The Press-Enterprise (Riverside, CA)
June 20, 1999, Sunday
PEACEMAKER IN AN ANGRY LAND
Mark Petix, The Press-Enterprise
A SECTION; Pg. A01
CAMP DEMI, Bosnia
A world away from the luxury of Riverside’s Mission Inn, where he works as a bellhop, Sgt. Mike Torres is waging peace in Bosnia.
As NATO troops take their first tentative steps in Kosovo, Torres and a 7,000-member American military force continue a four-year, 31-country effort to preserve Bosnia’s fragile peace.
The 23-year-old U.S. Army reservist has put job, college and family on hold to spend nine months in a country divided by hate.
He travels narrow mountain roads where the brooding faces of war dead stare out from granite memorials, through an alpine landscape littered with millions of undiscovered mines.
To step off the road here is to dance with eternity.
He is welcomed as a hero, even a savior, by some. He is cursed by others in places where the atmosphere is poisoned by old anger and new, raw rage stirred by the NATO bombing of Yugoslavia.
Today, the world’s attention is focused on the refugees of Kosovo and the aftermath of NATO’s intervention. A NATO force of 23,000 troops, including 4,000 Americans, faces mines and misery in a race to return many of the 850,000 ethnic Albanian refugees to Kosovo by winter.
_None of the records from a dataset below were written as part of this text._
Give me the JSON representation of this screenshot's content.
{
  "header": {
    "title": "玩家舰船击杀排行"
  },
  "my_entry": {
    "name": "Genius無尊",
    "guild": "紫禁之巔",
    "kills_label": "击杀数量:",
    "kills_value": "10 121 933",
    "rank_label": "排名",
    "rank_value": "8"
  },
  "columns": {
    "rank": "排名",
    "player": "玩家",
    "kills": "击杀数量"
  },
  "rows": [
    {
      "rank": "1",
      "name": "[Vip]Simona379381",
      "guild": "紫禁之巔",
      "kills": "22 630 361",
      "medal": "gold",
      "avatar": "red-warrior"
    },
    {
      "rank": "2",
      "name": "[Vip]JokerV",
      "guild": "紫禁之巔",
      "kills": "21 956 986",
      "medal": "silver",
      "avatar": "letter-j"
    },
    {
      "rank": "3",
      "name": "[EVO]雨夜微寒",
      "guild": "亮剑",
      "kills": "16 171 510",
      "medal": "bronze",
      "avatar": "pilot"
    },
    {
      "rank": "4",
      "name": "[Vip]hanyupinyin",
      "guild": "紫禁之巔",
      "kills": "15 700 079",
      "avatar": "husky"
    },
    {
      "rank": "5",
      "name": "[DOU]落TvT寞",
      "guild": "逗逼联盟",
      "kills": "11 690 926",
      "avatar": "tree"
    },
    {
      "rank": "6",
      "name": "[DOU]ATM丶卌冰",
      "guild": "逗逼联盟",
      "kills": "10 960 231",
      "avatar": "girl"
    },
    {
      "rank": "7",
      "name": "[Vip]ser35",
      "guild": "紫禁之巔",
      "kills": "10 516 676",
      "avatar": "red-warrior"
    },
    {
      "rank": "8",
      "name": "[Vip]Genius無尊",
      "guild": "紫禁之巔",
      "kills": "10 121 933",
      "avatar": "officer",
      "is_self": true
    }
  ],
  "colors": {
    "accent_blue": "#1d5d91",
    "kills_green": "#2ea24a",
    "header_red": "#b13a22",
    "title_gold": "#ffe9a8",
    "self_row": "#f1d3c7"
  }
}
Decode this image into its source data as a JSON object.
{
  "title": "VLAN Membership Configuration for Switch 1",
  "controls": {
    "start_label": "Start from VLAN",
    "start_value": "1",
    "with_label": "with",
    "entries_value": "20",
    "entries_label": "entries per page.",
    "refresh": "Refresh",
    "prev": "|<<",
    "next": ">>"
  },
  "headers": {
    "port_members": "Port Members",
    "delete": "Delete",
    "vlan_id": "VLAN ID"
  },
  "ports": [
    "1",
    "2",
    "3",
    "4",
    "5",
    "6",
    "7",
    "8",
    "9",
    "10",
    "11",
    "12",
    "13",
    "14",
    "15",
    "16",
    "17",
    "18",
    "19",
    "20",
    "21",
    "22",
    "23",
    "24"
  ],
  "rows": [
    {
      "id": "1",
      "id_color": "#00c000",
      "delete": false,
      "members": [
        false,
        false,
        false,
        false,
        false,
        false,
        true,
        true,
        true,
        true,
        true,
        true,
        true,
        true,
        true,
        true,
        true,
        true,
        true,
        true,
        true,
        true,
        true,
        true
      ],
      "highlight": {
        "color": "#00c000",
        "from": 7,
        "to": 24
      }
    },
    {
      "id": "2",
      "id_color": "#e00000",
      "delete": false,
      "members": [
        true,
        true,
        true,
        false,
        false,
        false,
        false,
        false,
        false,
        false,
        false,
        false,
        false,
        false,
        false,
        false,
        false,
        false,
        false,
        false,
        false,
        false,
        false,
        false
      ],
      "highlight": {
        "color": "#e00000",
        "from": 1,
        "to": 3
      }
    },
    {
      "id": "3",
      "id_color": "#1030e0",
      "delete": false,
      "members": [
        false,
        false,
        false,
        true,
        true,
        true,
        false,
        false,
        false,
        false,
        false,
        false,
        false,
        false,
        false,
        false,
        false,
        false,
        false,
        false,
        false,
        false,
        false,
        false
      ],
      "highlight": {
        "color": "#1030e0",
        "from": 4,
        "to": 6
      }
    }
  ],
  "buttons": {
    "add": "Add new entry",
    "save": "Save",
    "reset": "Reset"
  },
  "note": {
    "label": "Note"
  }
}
But what is happening in Kosovo happened in Bosnia. The war that was ended by the Dayton Peace Agreement in November 1995 is still fresh. Kosovo is both a mirror image of Bosnia-Herzegovina and a ghastly encore to 3 1/2 years of Serb-induced “ethnic cleansing” that claimed at least 200,000 Bosnian Muslim, Croat and Serb lives and displaced at least 2 million more.
Into this enforced peace walk Torres and his Psychological Operations unit, based at the U.S. Army’s Camp Demi, 23 miles west of the Yugoslavia border.
The 301st Psyops is here to offer friendship, reconciliation and hope for something better. Serb, Croat or Muslim, it makes no difference.
Hands out, helmets off, Torres and company visit towns and villages, many of which are sweaty with hate for Americans.
Soldiers shake hands with a Bosnian Serb man who tells them how much they are despised. They listen, quietly, to a Muslim woman who weeps because a soldier looks like a son killed in the war. They sign autographs for Croat children who treat them like rock stars.
Five years after Dayton, the journey to lasting peace in Bosnia is slow and uncertain. More than 1.4 million Bosnians have yet to return to their homes. Progress is measured, as one Bosnian Serb man said, like the steps of an ant.
American soldiers taking part in the Peace Stabilization Force known as SFOR miss births and birthdays at home. They struggle to soothe loved ones who can’t understand why their soldier is 7,000 miles away when the car breaks down.
Torres and the 1,000 reservists in Bosnia under presidential order must somehow juggle the demands of military and civilian life.
One weekend a month and two weeks of summer training are inconveniences. Nine months in the Balkans, after three months of retraining, are something else.
Reservists postpone college degrees and pass up promotions at home to honor their service commitment. Some lose their jobs.
December will bring Torres back to the Inland Empire. Back to his 21-year-old wife, Beatriz. To Riverside Community College and his job at the Mission Inn. To hope of a career in law enforcement.
But December is Torres’ dream.
Until then, he is a soldier in Bosnia.